Кто это? Мне не мерещится? Может, я уже от голода вижу миражи? Нет, я его сразу узнал: это он, доберман, который убил моего брата. Вот он стоит вместе с хозяином: гордая осанка, весь лоснится. Он меня тоже заметил, ну что же, я к его услугам. Стоит у хозяина, наверное, хочет удостовериться, я ли это. Вспомнил, сволочь, побежал ко мне вприпрыжку, зарычал. Сейчас он прыгнет, своим коронным прыжком он любого собьёт. И вот он прыгнул, и я ему навстречу. Он уже открыл свою страшную пасть, и вот мы столкнулись. Я на мгновение потерял сознание, но тут же очнулся, в ход пошли когти и зубы, от нас полетели клочья шерсти.

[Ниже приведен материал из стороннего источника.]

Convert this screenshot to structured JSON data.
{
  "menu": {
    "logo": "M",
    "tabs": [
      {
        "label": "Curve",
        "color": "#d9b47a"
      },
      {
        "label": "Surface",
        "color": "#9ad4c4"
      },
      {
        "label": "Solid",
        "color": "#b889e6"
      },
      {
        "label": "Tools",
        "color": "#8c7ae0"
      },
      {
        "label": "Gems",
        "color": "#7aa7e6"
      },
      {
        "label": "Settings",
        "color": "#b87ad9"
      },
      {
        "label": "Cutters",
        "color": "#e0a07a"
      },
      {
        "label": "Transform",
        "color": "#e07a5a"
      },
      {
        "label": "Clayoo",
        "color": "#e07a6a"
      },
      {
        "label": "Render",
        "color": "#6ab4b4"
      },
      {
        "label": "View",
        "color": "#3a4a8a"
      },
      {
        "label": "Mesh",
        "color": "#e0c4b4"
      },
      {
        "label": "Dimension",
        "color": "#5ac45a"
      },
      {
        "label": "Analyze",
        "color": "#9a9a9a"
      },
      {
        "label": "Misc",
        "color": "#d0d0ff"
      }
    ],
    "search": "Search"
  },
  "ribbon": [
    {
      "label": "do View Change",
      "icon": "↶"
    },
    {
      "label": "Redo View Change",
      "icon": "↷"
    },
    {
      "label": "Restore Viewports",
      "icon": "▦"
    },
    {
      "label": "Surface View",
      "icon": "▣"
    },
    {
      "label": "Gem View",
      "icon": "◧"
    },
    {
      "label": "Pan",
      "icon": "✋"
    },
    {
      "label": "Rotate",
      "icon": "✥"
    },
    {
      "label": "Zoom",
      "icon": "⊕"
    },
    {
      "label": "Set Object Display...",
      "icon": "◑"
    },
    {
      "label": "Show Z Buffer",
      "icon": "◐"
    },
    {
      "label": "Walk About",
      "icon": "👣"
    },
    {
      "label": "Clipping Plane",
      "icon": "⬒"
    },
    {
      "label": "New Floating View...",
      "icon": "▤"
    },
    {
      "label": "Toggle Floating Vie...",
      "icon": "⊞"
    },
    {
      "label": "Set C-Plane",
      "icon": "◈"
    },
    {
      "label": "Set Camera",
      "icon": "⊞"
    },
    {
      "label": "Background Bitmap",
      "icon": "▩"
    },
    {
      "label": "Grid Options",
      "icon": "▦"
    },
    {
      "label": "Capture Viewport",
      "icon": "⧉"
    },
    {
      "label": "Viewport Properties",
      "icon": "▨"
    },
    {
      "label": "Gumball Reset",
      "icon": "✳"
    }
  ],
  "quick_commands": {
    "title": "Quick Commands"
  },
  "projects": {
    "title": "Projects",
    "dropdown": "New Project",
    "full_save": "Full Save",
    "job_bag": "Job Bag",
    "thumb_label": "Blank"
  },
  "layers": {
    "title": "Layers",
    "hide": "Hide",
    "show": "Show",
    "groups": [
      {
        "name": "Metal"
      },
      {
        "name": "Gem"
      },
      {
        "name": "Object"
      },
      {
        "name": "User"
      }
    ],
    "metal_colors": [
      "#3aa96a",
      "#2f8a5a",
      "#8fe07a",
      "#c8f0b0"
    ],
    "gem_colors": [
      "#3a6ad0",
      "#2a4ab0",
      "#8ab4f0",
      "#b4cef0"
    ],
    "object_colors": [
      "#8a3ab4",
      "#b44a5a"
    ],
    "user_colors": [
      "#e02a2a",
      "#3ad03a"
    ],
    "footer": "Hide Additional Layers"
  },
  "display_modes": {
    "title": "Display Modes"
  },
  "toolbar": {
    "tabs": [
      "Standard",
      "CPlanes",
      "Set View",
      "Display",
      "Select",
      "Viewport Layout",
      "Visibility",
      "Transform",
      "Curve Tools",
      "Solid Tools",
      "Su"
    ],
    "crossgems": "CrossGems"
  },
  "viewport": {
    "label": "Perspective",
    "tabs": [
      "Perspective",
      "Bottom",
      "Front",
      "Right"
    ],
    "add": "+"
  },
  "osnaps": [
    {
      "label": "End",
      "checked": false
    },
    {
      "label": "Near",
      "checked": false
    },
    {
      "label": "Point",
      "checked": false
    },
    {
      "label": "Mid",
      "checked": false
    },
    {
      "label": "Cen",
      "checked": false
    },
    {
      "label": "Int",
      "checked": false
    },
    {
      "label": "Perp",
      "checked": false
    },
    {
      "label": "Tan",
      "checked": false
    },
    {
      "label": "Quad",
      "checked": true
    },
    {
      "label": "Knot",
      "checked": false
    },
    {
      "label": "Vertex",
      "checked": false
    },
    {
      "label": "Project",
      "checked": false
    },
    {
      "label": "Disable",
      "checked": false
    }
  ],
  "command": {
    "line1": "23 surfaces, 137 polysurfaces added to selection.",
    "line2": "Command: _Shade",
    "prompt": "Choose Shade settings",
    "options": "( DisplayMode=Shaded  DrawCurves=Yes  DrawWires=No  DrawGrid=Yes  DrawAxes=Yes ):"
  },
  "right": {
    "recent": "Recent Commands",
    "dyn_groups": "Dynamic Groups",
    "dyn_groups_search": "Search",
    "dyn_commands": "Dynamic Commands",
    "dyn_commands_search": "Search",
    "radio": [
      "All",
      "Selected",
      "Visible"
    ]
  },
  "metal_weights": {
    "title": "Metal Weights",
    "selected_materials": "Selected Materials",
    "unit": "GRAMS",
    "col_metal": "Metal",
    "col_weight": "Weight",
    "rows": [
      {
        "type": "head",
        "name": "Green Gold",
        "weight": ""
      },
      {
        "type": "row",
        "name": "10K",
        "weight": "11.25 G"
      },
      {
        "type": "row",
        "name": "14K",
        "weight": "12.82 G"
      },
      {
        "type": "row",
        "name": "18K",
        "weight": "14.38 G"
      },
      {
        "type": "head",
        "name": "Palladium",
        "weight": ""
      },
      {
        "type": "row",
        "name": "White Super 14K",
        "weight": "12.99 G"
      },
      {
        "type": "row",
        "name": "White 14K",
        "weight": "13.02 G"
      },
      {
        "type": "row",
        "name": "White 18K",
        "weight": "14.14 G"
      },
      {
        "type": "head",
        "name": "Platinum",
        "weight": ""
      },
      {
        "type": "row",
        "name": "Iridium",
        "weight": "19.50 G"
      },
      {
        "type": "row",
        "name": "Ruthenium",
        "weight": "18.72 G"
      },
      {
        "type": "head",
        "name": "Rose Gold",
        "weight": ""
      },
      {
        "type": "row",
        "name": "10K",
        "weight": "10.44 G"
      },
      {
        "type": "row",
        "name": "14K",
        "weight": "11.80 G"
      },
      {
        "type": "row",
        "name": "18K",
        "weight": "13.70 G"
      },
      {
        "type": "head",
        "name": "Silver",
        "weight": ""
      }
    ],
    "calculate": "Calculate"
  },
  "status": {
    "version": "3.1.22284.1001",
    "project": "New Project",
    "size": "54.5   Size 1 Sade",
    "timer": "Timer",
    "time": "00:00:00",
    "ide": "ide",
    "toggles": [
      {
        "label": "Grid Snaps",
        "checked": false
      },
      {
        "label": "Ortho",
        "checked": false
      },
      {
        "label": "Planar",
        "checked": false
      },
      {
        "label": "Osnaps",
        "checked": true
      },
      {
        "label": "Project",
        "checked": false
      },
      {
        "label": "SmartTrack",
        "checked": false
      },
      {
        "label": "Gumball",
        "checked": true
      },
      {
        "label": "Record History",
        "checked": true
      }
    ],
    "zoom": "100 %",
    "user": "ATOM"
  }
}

Вот мы уже выкатились на дорогу, его хозяин что-то кричит и бежит на помощь своему «щеночку». Краем глаза, мельком, освободившись от его лап, я вдруг увидел машину, которая едет на нас с бешеной скоростью. Водитель же не успеет затормозить! «Убери свои грязные лапы, проклятый неженка»,– прогавкал я с окровавленной пастью. Он ничего не понял, но почему-то отпустил, я и сам не успел понять, почему, мне некогда сейчас рассуждать. Я рванул на другую сторону дороги и успел увернуться от колёс тормозившей машины. Добермана сбили, теперь мне даже лучше стало: за моего брата отомстили даже без моей помощи, тело моего врага лежит на дороге с разбитым черепом, а его хозяин размахивает руками перед водителем, тот что-то кричит в оправдание.
Я иду вдоль стены, прохожу мимо, вот теперь-то, когда всё кончилось, и умереть можно со спокойной душой. Но нет, всё же жизнь прекрасна!